今日は第一主の日ですから通常であれば聖餐式を行います。しかし、昨年の3月から新型コロナウィルス感染予防のため、礼拝での聖餐式を中止しています。一日も早く安心して聖餐式に与れる時を祈り求めましょう。
一方でこの機会に聖餐式の意味を学び直そうと、昨年10月、11月の第一主日の礼拝では聖餐式を覚える時を持ちました。今月からは、第一主日の礼拝説教で、聖餐式の意味を学ぶことにしました。

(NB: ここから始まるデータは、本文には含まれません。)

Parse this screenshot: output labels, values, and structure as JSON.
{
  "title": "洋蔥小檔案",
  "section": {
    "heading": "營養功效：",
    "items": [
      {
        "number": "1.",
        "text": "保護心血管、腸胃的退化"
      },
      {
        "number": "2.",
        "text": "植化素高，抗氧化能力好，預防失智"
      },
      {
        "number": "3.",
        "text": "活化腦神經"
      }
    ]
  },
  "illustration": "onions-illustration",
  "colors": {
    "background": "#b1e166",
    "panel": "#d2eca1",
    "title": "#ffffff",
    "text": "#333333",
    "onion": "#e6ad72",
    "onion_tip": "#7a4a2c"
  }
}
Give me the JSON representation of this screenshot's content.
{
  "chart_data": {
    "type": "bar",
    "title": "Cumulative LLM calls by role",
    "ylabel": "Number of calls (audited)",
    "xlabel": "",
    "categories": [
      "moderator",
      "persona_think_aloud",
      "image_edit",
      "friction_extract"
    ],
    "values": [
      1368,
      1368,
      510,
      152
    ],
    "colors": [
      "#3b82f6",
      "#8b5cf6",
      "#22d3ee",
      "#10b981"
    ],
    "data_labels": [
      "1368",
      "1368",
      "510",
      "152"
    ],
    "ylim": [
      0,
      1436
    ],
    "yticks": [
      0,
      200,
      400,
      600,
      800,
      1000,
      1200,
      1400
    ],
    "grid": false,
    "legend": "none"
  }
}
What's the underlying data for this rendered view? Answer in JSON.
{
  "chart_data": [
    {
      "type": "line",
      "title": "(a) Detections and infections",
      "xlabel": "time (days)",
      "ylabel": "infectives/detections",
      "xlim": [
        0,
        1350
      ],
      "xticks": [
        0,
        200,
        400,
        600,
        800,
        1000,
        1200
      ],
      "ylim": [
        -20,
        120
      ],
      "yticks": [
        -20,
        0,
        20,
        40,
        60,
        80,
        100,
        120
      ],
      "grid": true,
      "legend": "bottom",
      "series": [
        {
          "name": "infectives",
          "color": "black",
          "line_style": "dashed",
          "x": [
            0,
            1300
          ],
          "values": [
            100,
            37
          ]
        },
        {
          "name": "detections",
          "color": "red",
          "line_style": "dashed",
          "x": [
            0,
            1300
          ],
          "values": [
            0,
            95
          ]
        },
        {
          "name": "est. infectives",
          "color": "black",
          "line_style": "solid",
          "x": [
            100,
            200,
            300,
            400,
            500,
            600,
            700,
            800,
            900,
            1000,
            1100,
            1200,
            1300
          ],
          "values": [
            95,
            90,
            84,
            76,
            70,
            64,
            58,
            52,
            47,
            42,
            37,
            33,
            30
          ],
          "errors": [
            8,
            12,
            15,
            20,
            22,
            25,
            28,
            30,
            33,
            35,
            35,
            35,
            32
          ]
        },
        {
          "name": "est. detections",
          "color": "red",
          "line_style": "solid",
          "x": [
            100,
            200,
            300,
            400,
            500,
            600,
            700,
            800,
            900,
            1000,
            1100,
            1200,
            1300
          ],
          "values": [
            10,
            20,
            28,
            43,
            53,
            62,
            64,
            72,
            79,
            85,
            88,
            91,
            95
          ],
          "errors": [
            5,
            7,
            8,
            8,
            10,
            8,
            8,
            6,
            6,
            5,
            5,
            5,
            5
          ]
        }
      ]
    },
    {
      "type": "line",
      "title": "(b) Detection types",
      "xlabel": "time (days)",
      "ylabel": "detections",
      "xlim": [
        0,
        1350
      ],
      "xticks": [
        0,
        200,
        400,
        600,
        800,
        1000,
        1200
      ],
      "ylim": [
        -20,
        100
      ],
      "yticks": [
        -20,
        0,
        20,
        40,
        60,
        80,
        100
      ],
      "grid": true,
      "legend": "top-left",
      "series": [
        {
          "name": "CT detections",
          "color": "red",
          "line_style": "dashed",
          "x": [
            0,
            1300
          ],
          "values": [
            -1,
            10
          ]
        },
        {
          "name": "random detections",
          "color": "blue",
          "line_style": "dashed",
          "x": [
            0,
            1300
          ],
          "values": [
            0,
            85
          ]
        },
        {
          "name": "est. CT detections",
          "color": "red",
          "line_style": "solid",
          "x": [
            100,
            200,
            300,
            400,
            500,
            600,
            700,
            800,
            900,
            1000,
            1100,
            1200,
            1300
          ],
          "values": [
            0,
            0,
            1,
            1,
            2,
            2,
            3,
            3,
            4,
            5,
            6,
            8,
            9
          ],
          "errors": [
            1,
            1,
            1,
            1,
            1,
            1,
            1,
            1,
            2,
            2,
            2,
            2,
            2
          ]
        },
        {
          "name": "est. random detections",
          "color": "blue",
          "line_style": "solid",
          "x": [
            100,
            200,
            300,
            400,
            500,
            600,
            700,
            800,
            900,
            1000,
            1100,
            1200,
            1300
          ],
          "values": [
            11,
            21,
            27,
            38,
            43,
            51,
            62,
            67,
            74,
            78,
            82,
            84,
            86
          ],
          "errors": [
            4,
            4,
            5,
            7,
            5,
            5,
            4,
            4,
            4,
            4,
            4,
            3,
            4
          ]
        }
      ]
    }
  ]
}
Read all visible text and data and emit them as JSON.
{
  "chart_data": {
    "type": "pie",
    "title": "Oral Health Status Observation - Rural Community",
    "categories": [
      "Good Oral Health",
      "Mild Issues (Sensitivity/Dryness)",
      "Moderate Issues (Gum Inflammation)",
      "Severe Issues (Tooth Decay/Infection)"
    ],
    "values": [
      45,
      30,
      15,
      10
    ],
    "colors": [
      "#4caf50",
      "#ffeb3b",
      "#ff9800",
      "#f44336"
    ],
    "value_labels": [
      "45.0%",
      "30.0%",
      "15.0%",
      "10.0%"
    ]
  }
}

聖餐式(聖餐の礼典)は、キリストの十字架の死を記念して行うものです。通常パンとぶどう酒(川越教会はぶどうジュース)が用いられます。パンは十字架上でキリストが裂かれた肉、ぶどう酒はキリストが流された血をあらわしています。この二つはキリストの十字架によって信じる者に与えられる罪の贖いと赦しを象徴しています。聖餐式の場にキリストが霊的に臨在され、聖霊の働きによってキリストの恵みが私たちの心と体に結び付けられるのです。パンとぶどう酒に何か特別な効力があるとか、聖餐式を執行する教師に力があるということではありません。礼拝で語られるみ言葉の説教を通して、キリストの命の言葉を受け取るように、聖餐式では感覚的にキリストとの結合を確認し、私の心も体もキリストと共にあることを覚えるのです。この繰り返しによって、信教者は霊的に養われ信仰の維持と成長が期待されます。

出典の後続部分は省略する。